1.Introduction
The Valgrind tool suite provides a number of debugging and profiling tools that help you make your programs faster and more correct. The most popular of these tools is called Memcheck. It can detect many memory-related errors that are common in C and C++ programs and that can lead to crashes and unpredictable behaviour.
The rest of this guide gives the minimum information you need to start detecting memory errors in your program with Memcheck. For full documentation of Memcheck and the other tools, please read the User Manual.
Compile your program with -g
to include debugging information so that Memcheck's error messages include exact line numbers. Using -O0
is also a good idea, if you can tolerate the slowdown. With -O1
line numbers in error messages can be inaccurate, although generally speaking running Memcheck on code compiled at -O1
works fairly well, and the speed improvement compared to running -O0
is quite significant. Use of -O2
and above is not recommended as Memcheck occasionally reports uninitialised-value errors which don't really exist.
If you normally run your program like this:
myprog arg1 arg2
Use this command line:
valgrind --leak-check=yes myprog arg1 arg2
Memcheck is the default tool. The --leak-check
option turns on the detailed memory leak detector.
Your program will run much slower (eg. 20 to 30 times) than normal, and use a lot more memory. Memcheck will issue messages about memory errors and leaks that it detects.
4. Memcheck can detect:
- Use of uninitialised memory
- Reading/writing memory after it has been free'd
- Reading/writing off the end of malloc'd blocks
- Reading/writing inappropriate areas on the stack
- Memory leaks -- where pointers to malloc'd blocks are lost forever
- Mismatched use of malloc/new/new [] vs free/delete/delete []
- Overlapping src and dst pointers in memcpy() and related functions
- Some misuses of the POSIX pthreads API
This outputs a report to the terminal like
==9704== Memcheck, a memory error detector for x86-linux. ==9704== Copyright (C) 2002-2004, and GNU GPL'd, by Julian Seward et al. ==9704== Using valgrind-2.2.0, a program supervision framework for x86-linux. ==9704== Copyright (C) 2000-2004, and GNU GPL'd, by Julian Seward et al. ==9704== For more details, rerun with: -v ==9704== ==9704== ==9704== ERROR SUMMARY: 0 errors from 0 contexts (suppressed: 11 from 1) ==9704== malloc/free: in use at exit: 35 bytes in 2 blocks. ==9704== malloc/free: 3 allocs, 1 frees, 47 bytes allocated. ==9704== For counts of detected errors, rerun with: -v ==9704== searching for pointers to 2 not-freed blocks. ==9704== checked 1420940 bytes. ==9704== ==9704== 16 bytes in 1 blocks are definitely lost in loss record 1 of 2 ==9704== at 0x1B903D38: malloc (vg_replace_malloc.c:131) ==9704== by 0x80483BF: main (test.c:15) ==9704== ==9704== ==9704== 19 bytes in 1 blocks are definitely lost in loss record 2 of 2 ==9704== at 0x1B903D38: malloc (vg_replace_malloc.c:131) ==9704== by 0x8048391: main (test.c:8) ==9704== ==9704== LEAK SUMMARY: ==9704== definitely lost: 35 bytes in 2 blocks. ==9704== possibly lost: 0 bytes in 0 blocks. ==9704== still reachable: 0 bytes in 0 blocks. ==9704== suppressed: 0 bytes in 0 blocks.

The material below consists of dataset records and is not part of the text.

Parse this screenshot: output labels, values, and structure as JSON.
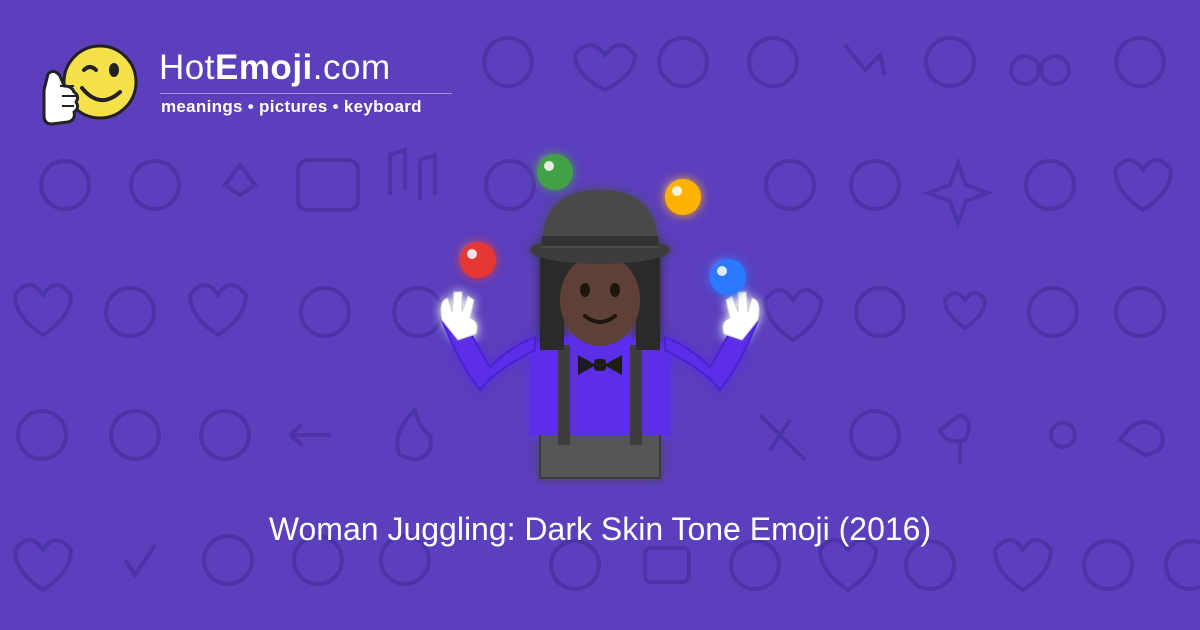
{
  "brand": {
    "name_prefix": "Hot",
    "name_bold": "Emoji",
    "name_suffix": ".com",
    "tagline": "meanings • pictures • keyboard",
    "logo_icon": "thumbs-up-winking-face-icon"
  },
  "main": {
    "emoji_icon": "woman-juggling-dark-skin-tone-icon",
    "caption": "Woman Juggling: Dark Skin Tone Emoji (2016)"
  },
  "colors": {
    "background": "#5b3fbd",
    "pattern": "#4d33a8",
    "text": "#ffffff",
    "ball_red": "#e53935",
    "ball_green": "#43a047",
    "ball_yellow": "#ffb300",
    "ball_blue": "#2979ff",
    "shirt": "#5b2ee8",
    "hat": "#4a4a4a",
    "skin": "#5d4037"
  }
}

Let's look at the code to see what happened. Allocation #1 (19 byte leak) is lost because p is pointed elsewhere before the memory from Allocation #1 is free'd. To help us track it down, Valgrind gives us a stack trace showing where the bytes were allocated. In the 19 byte leak entry, the bytes were allocate in test.c, line 8. Allocation #2 (12 byte leak) doesn't show up in the list because it is free'd. Allocation #3 shows up in the list even though there is still a reference to it (p) at program termination. This is still a memory leak! Again, Valgrind tells us where to look for the allocation (test.c line 15).

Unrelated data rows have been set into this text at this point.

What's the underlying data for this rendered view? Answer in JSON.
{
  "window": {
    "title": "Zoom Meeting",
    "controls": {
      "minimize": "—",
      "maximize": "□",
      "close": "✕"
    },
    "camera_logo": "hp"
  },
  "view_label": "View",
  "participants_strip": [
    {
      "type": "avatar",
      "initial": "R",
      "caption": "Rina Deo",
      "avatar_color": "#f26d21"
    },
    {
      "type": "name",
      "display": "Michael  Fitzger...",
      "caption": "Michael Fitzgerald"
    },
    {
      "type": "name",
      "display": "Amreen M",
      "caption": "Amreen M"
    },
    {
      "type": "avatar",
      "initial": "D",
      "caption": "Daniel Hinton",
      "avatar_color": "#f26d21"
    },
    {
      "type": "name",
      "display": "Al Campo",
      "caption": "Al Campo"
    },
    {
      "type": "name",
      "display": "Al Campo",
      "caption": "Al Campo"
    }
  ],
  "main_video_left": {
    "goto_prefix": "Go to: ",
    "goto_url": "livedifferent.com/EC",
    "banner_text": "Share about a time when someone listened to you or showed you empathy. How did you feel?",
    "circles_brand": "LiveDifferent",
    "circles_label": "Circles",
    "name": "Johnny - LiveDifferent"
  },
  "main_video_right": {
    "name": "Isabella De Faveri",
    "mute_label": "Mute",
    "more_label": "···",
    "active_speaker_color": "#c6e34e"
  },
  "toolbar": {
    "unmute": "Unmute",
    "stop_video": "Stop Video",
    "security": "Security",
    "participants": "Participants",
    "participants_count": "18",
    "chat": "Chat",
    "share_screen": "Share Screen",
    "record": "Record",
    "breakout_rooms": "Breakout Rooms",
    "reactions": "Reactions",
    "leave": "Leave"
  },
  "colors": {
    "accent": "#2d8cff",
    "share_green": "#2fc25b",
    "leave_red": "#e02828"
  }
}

5.explanation of the various error messages
Despite considerable sophistication under the hood, Memcheck can only really detect two kinds of errors, use of illegal addresses, and use of undefined values. Nevertheless, this is enough to help you discover all sorts of memory-management nasties in your code. This section presents a quick summary of what error messages mean.
5.1 Illegal read / Illegal write errors
For example:
Invalid read of size 4 at 0x40F6BBCC: (within /usr/lib/libpng.so.2.1.0.9) by 0x40F6B804: (within /usr/lib/libpng.so.2.1.0.9) by 0x40B07FF4: read_png_image__FP8QImageIO (kernel/qpngio.cpp:326) by 0x40AC751B: QImageIO::read() (kernel/qimage.cpp:3621) Address 0xBFFFF0E0 is not stack'd, malloc'd or free'd
This happens when your program reads or writes memory at a place which Memcheck reckons it shouldn't. In this example, the program did a 4-byte read at address 0xBFFFF0E0, somewhere within the system-supplied library libpng.so.2.1.0.9, which was called from somewhere else in the same library, called from line 326 of qpngio.cpp, and so on.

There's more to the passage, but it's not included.